Thursday, June 4, 2009
If You’ve Seen One Drug Czar....
The language of drug politics.
In a May 29 post on his Salon blog, Drug WarRant, Peter Guither deftly deconstructs the language of drug czarism, and its corrosive effect on rational dialog over drug policy:
--So far, there has been little or no discussion of marijuana from the newest drug czar, Obama’s man Gil Kerlikowske, now director of the White House Office of National Drug Control Policy. “I've got to admit that it's a nice change from the reefer madness reign of Walters,” Guither writes. “Maybe Kerlikowske is following my mother's age-old advice... If you can't say something nice (and he can't by law), then don't say anything at all.”
--Prescription drugs are “the new crack.” To his credit, Guither worries about this new emphasis, and where it is likely to lead: “The prescription drug "epidemic" will be an excuse to further crack down on diversion, which will end up continuing the focus on pain doctors who prescribe large amounts of pain medication, with DEA agents deciding they know more than doctors. The result will be even more people suffering, unable to get the pain medication that actually makes life possible for thousands of people.”
--Drugs cause crime. As proof, Kerlikowske cites the statistic that half the men arrested in ten major U.S. cities tested positive for some sort of illegal drug, as reported by USA Today. From this data, Kerlikowske concludes that there is “a clear link between drugs and crime.” Guither notes that “There's a lot of reasons that people who have been arrested would tend to test positive for illicit drug use than the general population..... A very large percentage of arrests are for drug crimes, which naturally skews the population. Then there are socio-economic factors and a lot more.”
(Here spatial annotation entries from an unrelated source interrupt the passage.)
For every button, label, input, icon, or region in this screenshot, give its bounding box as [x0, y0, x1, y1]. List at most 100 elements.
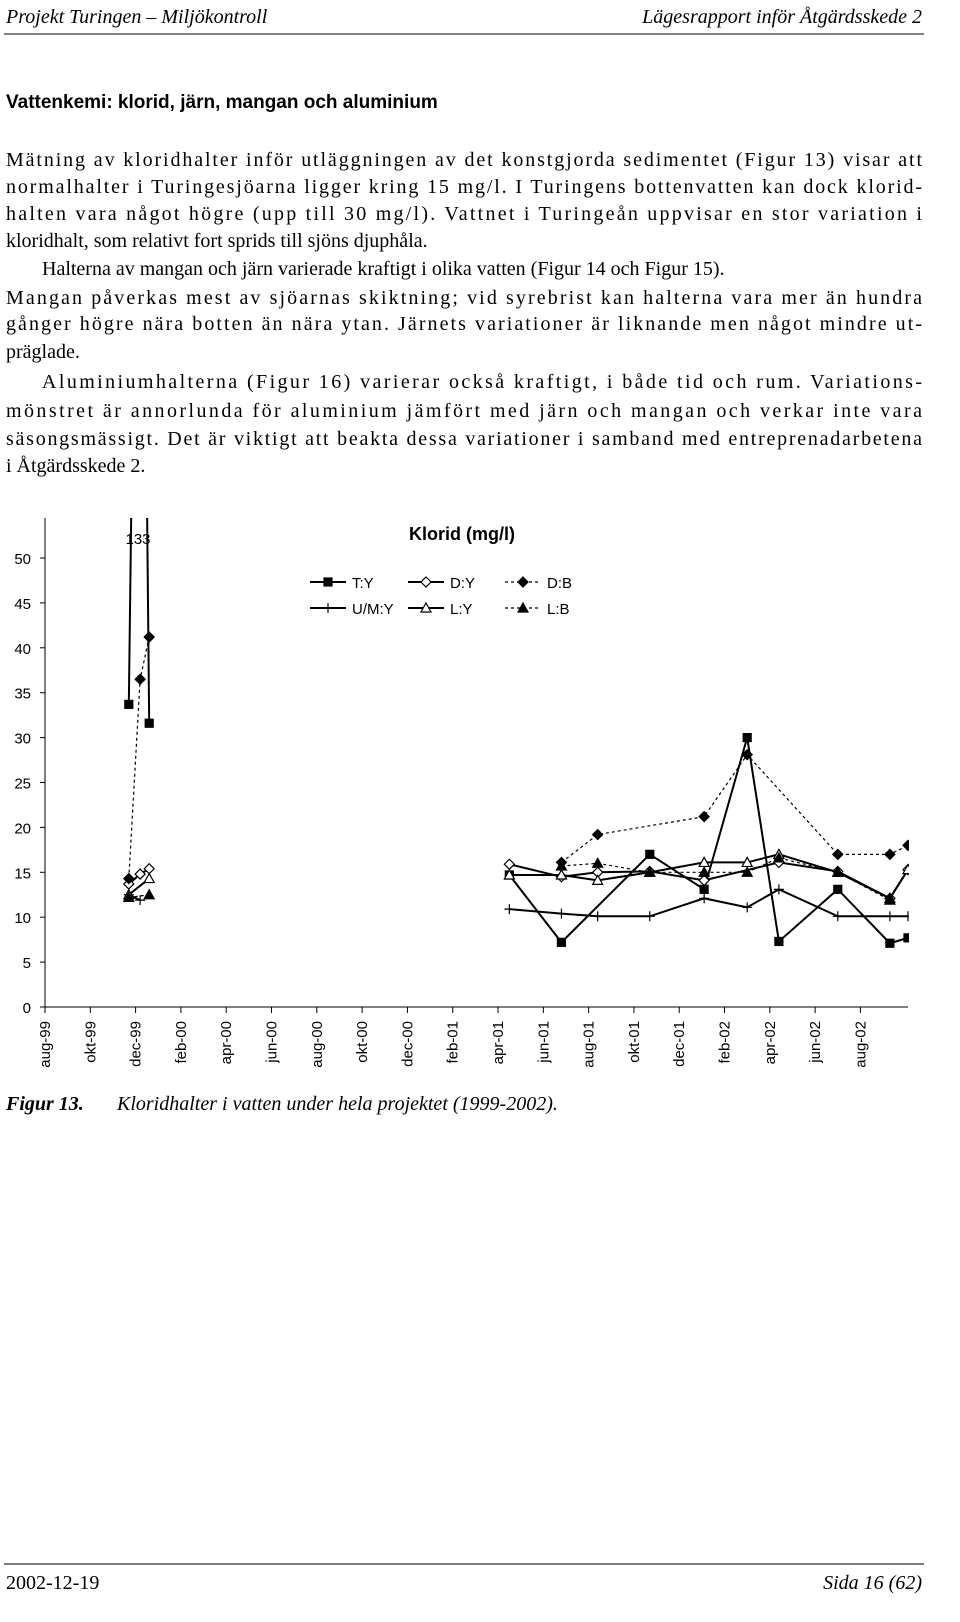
marker — [555, 859, 568, 871]
marker — [556, 937, 567, 947]
body-text-line: i Åtgärdsskede 2. — [6, 455, 145, 477]
footer-left: 2002-12-19 — [6, 1572, 99, 1594]
marker — [556, 908, 567, 919]
series-line — [128, 636, 909, 879]
marker — [555, 868, 568, 880]
heading: Vattenkemi: klorid, järn, mangan och alu… — [6, 92, 438, 113]
chart-title: Klorid (mg/l) — [409, 524, 515, 544]
x-tick-label: okt-99 — [82, 1021, 99, 1063]
marker — [144, 718, 154, 728]
caption-label: Figur 13. — [5, 1093, 84, 1115]
y-tick-label: 40 — [14, 641, 31, 658]
y-tick-label: 15 — [14, 865, 31, 882]
x-tick-label: feb-00 — [173, 1021, 190, 1064]
marker — [323, 577, 333, 587]
legend-label: D:Y — [450, 575, 475, 592]
marker — [903, 911, 909, 922]
marker — [516, 601, 530, 613]
x-tick-label: dec-01 — [671, 1021, 688, 1067]
marker — [504, 904, 515, 915]
footer-right: Sida 16 (62) — [823, 1572, 922, 1594]
marker — [143, 872, 156, 884]
marker — [591, 857, 604, 868]
marker — [420, 576, 432, 588]
marker — [741, 866, 754, 877]
body-text-line: präglade. — [6, 341, 80, 363]
body-text-line: mönstret är annorlunda för aluminium jäm… — [6, 400, 922, 422]
marker — [773, 884, 784, 895]
y-tick-label: 25 — [14, 776, 31, 793]
marker — [698, 866, 711, 877]
marker — [741, 748, 754, 761]
y-tick-label: 45 — [14, 596, 31, 613]
marker — [833, 884, 843, 894]
marker — [698, 810, 710, 823]
marker — [644, 911, 655, 922]
y-tick-label: 30 — [14, 731, 31, 748]
y-tick-label: 10 — [14, 910, 31, 927]
x-tick-label: aug-01 — [581, 1021, 598, 1068]
series-line — [127, 518, 909, 945]
marker — [698, 874, 710, 887]
y-tick-label: 0 — [23, 1000, 31, 1017]
marker — [742, 902, 753, 913]
legend-label: L:B — [547, 601, 570, 618]
marker — [885, 938, 895, 948]
x-tick-label: jun-01 — [535, 1021, 552, 1064]
body-text-line: Aluminiumhalterna (Figur 16) varierar oc… — [42, 371, 922, 393]
x-tick-label: jun-02 — [807, 1021, 824, 1064]
marker — [699, 893, 710, 904]
marker — [135, 895, 146, 906]
marker — [122, 891, 135, 903]
x-tick-label: aug-02 — [852, 1021, 869, 1068]
caption-text: Kloridhalter i vatten under hela projekt… — [116, 1093, 558, 1115]
marker — [143, 862, 156, 875]
marker — [902, 839, 909, 852]
x-tick-label: apr-00 — [218, 1021, 235, 1064]
marker — [742, 732, 752, 743]
body-text-line: gånger högre nära botten än nära ytan. J… — [6, 313, 922, 335]
marker — [831, 866, 844, 877]
x-tick-label: dec-99 — [128, 1021, 145, 1067]
marker — [884, 848, 896, 861]
marker — [143, 888, 156, 900]
marker — [134, 868, 146, 880]
marker — [419, 601, 433, 613]
header-right: Lägesrapport inför Åtgärdsskede 2 — [641, 6, 922, 28]
series-line — [128, 857, 891, 901]
marker — [591, 828, 604, 841]
y-tick-label: 5 — [23, 955, 31, 972]
legend-label: L:Y — [450, 601, 473, 618]
x-tick-label: okt-01 — [626, 1021, 643, 1063]
marker — [503, 868, 516, 880]
marker — [122, 872, 135, 885]
marker — [903, 933, 909, 943]
body-text-line: normalhalter i Turingesjöarna ligger kri… — [6, 176, 922, 198]
x-tick-label: apr-01 — [490, 1021, 507, 1064]
series-line — [128, 861, 909, 900]
body-text-line: säsongsmässigt. Det är viktigt att beakt… — [6, 428, 922, 450]
marker — [772, 851, 785, 863]
legend-label: T:Y — [352, 575, 374, 592]
marker — [643, 866, 656, 877]
y-tick-label: 20 — [14, 820, 31, 837]
legend-label: U/M:Y — [352, 601, 394, 618]
header-left: Projekt Turingen – Miljökontroll — [5, 6, 268, 28]
marker — [884, 911, 895, 922]
body-text-line: Halterna av mangan och järn varierade kr… — [42, 258, 725, 280]
marker — [124, 699, 134, 709]
series-line — [128, 888, 908, 918]
marker — [323, 603, 333, 613]
y-tick-label: 35 — [14, 686, 31, 703]
marker — [901, 863, 909, 875]
y-tick-label: 50 — [14, 551, 31, 568]
marker — [883, 893, 896, 905]
marker — [591, 874, 604, 885]
x-tick-label: feb-01 — [445, 1021, 462, 1064]
body-text-line: Mätning av kloridhalter inför utläggning… — [6, 149, 922, 171]
marker — [831, 848, 844, 861]
marker — [592, 911, 603, 922]
x-tick-label: feb-02 — [717, 1021, 734, 1064]
chart: Klorid (mg/l) 0 5 10 15 20 25 30 35 40 45 50 aug-99 o… — [14, 518, 909, 1068]
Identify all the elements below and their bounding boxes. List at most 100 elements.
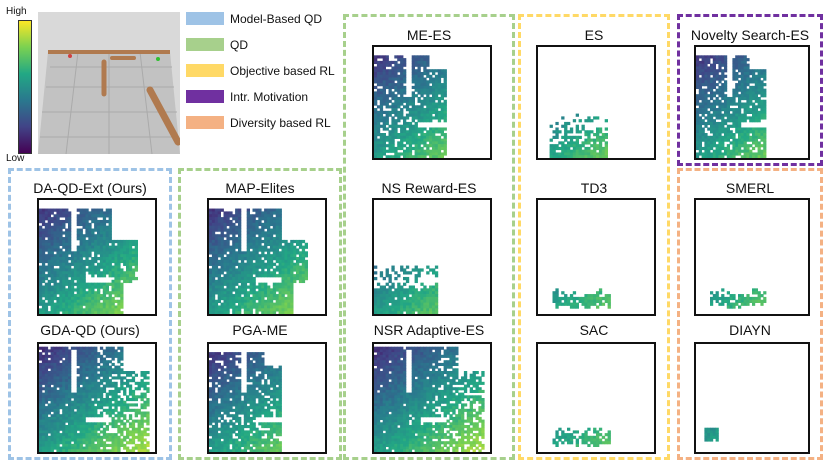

However, what the new drug czar is implying, writes Guither, is that drugs cause crime. “But implying that drugs cause crime is a lie. And that's what drug czars do.”
Kerlikowske has also come out in favor of greater use of drug courts as an alternative to prison sentences. Bill Piper, director of national affairs for the Drug Policy Alliance Network, told USA Today he agreed that drug use should be seen as a public health issue, but that “people shouldn't have to get arrested to get treatment."